Files
stack/docs/scratchpads/fleet-observability-phase2.md
2026-06-20 22:30:34 -05:00

3.2 KiB

Scratchpad — Fleet Phase 2: Observability (W-FLEET)

Append-only. Mission mvp-20260312 / workstream W-FLEET. Lead: Jarvis (Claude) at W-jarvis:mos-claude-18. Coordinating with jwoltje@dragon-lin:coder0-0.

Mission prompt (2026-06-20)

Establish the north star for the Mosaic Fleet feature and prepare Phase-2 observability for delivery. The USC tmux PoC is the proven base. Jason granted lead authority: "The fleet is a great way to actually build the MVP — we are building the system that builds the system." Dogfood actual agent construction + ad-hoc deployment; coordinate with a second agent on dragon-lin.

Decisions of record (with Jason, 2026-06-20)

  • Agent model: config defines, session runs (gateway = definition/identity/auth; tmux = runtime).
  • Tenancy: multi-tenant from the start; isolation = per-tenant Linux uid.
  • Health: heartbeat required; dogfood stub implements protocol now.
  • Lifecycle: hybrid (core always-on + ephemeral workers).
  • Observation: read-only default, opt-in takeover.
  • Multi-host: designed-for day one; control plane rides federation (W1), not a bespoke broker.
  • Delivery: CLI-first, dogfood on the live stub fleet; webUI deferred to Phase 5.
  • Fleet is dual-role: product AND means of production (bootstrapping the MVP).
  • Code review = dual-engine: Claude and gpt-5.5/Codex, run together (Jason: the combination produces the best results).

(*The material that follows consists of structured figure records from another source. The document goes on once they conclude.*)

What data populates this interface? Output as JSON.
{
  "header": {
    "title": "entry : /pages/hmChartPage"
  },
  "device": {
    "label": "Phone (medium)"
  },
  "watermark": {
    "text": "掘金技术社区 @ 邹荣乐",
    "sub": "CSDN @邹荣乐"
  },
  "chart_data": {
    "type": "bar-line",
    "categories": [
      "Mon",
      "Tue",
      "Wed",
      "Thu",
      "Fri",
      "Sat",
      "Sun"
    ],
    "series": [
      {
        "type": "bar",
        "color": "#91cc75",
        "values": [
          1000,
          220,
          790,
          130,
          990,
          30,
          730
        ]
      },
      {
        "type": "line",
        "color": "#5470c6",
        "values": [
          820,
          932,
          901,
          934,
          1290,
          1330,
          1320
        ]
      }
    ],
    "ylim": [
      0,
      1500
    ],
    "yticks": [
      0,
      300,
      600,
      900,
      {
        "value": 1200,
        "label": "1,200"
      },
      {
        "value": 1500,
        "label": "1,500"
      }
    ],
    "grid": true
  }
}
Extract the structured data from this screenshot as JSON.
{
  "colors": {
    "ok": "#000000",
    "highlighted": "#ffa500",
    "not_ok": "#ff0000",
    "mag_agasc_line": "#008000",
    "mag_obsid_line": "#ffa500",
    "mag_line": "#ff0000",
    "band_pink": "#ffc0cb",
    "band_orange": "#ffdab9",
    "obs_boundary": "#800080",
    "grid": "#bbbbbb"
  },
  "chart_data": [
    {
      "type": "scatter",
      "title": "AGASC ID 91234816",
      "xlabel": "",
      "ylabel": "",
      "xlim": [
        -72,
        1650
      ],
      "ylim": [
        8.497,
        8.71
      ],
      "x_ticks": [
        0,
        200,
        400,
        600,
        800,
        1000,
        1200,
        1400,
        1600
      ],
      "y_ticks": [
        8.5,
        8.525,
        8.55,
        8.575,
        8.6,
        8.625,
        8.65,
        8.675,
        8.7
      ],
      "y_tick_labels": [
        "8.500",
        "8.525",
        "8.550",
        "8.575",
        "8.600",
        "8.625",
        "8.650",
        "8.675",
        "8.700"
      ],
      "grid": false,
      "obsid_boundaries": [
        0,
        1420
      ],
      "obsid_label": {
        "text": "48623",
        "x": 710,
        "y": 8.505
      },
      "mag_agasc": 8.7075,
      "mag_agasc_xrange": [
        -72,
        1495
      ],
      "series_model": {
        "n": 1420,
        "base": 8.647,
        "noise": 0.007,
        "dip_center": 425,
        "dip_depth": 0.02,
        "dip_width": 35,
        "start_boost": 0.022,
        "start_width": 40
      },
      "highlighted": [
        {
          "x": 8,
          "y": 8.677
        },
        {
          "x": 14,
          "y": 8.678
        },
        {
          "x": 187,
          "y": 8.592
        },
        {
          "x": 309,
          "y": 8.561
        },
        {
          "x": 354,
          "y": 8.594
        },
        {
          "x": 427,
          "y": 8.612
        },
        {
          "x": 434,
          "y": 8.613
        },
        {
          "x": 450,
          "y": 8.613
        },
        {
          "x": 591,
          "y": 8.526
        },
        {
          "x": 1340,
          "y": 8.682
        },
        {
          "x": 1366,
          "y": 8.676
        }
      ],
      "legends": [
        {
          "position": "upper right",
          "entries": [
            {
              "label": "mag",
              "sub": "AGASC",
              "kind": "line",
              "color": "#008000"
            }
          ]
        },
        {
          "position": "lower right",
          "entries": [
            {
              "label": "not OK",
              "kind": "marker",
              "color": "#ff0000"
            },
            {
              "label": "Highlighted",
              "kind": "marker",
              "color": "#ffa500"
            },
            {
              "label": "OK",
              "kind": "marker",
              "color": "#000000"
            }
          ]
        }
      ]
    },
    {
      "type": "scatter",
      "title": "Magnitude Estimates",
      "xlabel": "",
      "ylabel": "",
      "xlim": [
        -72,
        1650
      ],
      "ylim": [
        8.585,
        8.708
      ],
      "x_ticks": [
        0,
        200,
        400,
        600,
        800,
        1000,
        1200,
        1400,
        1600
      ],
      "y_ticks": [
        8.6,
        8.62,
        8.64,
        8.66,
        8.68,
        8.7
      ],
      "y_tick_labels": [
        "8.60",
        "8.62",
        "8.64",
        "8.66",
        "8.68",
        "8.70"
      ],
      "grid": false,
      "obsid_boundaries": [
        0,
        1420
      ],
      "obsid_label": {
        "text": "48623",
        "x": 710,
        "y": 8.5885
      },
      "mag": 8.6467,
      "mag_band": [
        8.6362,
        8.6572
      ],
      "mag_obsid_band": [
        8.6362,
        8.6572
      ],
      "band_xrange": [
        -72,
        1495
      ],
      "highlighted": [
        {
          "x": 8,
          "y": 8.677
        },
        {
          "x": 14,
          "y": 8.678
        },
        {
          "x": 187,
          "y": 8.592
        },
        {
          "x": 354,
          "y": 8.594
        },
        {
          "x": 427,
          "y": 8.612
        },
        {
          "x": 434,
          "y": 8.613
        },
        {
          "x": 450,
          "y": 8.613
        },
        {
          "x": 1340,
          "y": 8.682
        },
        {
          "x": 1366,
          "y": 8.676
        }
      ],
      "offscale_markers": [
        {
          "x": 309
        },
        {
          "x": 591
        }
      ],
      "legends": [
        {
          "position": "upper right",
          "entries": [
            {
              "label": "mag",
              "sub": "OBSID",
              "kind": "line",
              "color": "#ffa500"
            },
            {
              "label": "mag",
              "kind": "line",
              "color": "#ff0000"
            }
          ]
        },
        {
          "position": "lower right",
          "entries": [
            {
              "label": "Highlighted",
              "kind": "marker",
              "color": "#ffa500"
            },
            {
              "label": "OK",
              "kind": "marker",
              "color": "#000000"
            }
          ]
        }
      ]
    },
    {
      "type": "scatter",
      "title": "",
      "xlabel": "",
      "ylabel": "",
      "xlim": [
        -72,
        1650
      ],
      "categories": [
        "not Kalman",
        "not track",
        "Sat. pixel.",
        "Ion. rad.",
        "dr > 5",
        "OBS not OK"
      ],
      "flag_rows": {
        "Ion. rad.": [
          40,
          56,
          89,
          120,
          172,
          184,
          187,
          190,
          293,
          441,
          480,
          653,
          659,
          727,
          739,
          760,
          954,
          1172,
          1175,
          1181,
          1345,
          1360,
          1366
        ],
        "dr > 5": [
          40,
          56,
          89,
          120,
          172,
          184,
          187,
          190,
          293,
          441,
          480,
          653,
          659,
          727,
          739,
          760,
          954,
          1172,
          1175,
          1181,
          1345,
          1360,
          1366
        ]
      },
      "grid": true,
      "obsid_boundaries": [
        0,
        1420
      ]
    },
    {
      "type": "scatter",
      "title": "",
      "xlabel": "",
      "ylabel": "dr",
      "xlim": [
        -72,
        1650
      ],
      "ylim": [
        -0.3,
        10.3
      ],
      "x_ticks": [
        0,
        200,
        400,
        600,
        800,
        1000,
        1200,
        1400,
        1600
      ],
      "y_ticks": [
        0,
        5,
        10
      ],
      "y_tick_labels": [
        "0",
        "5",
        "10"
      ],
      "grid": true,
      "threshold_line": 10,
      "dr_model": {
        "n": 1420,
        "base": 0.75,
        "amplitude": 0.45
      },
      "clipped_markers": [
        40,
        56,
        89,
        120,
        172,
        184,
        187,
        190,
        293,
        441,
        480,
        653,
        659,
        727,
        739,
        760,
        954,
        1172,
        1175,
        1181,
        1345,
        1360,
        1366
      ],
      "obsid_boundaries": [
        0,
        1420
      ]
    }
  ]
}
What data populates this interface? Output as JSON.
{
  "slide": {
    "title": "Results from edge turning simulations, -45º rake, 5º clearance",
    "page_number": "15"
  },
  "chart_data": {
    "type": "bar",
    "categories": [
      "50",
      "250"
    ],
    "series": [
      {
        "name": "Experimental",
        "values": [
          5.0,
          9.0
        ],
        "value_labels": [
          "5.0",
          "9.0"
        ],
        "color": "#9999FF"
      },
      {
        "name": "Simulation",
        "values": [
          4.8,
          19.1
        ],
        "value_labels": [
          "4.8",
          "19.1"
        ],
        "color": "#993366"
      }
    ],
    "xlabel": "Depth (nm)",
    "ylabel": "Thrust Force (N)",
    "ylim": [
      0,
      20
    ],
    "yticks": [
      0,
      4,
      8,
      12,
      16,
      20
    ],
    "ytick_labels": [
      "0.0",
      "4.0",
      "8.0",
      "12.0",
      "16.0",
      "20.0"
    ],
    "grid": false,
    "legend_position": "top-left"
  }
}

Launch reviewers via mosaic yolo pi / codex (proven path) or ~/.config/mosaic/tools/codex/codex-code-review.sh. Applies to all code-review gates incl. FLEET-OBS-008. Per Jason 2026-06-20.
  • Worktree discipline: do fleet work in ~/src/mosaicstack-stack-worktrees/<branch>, NOT the shared main checkout — concurrent processes mutate main there (learned 2026-06-20).

Environment facts (verified 2026-06-20)

  • Fleet is live on W-jarvis (uid 1000, jarvis, Linger=yes) on tmux socket mosaic-factory: _holder, canary-pi, dogfood-coder, dogfood-orchestrator, dogfood-reviewer. All panes run ~/.config/mosaic/fleet/dogfood-agent.py (stub), including canary-pi (roster says runtime=pi → drift).
  • Holder + mosaic-agent@* units are active (exited) but UnitFileState=disabled (reboot loses fleet → boot-enable gap to surface).
  • Observation blocked by: isolated socket (hidden from default tmux ls), capture-pane blank for TUIs, attach being read-write + resizing.
  • Second agent: jwoltje@dragon-lin, session coder0-0 (group coder0), running node, default socket. ssh forward reach confirmed.

Governance / collision-safety

  • mosaicstack-stack has active mission mvp-20260312 with single-writer locks on docs/MISSION-MANIFEST.md, docs/TASKS.md, docs/scratchpads/mvp-20260312.md.
  • This workstream touches NONE of those. All Fleet docs scoped under docs/fleet/ + this scratchpad. Rollup row proposed, not written.

Session log

  • 2026-06-20: Researched AI guide + fleet code + live state. Established north star with Jason (8 forks decided). Branched feat/fleet-observability. Persisted docs/fleet/{north-star.md,PRD.md,TASKS.md} + this scratchpad. Next: establish comms with dragon-lin coder, commit docs, begin Phase-2 delivery (heartbeat + fleet ps).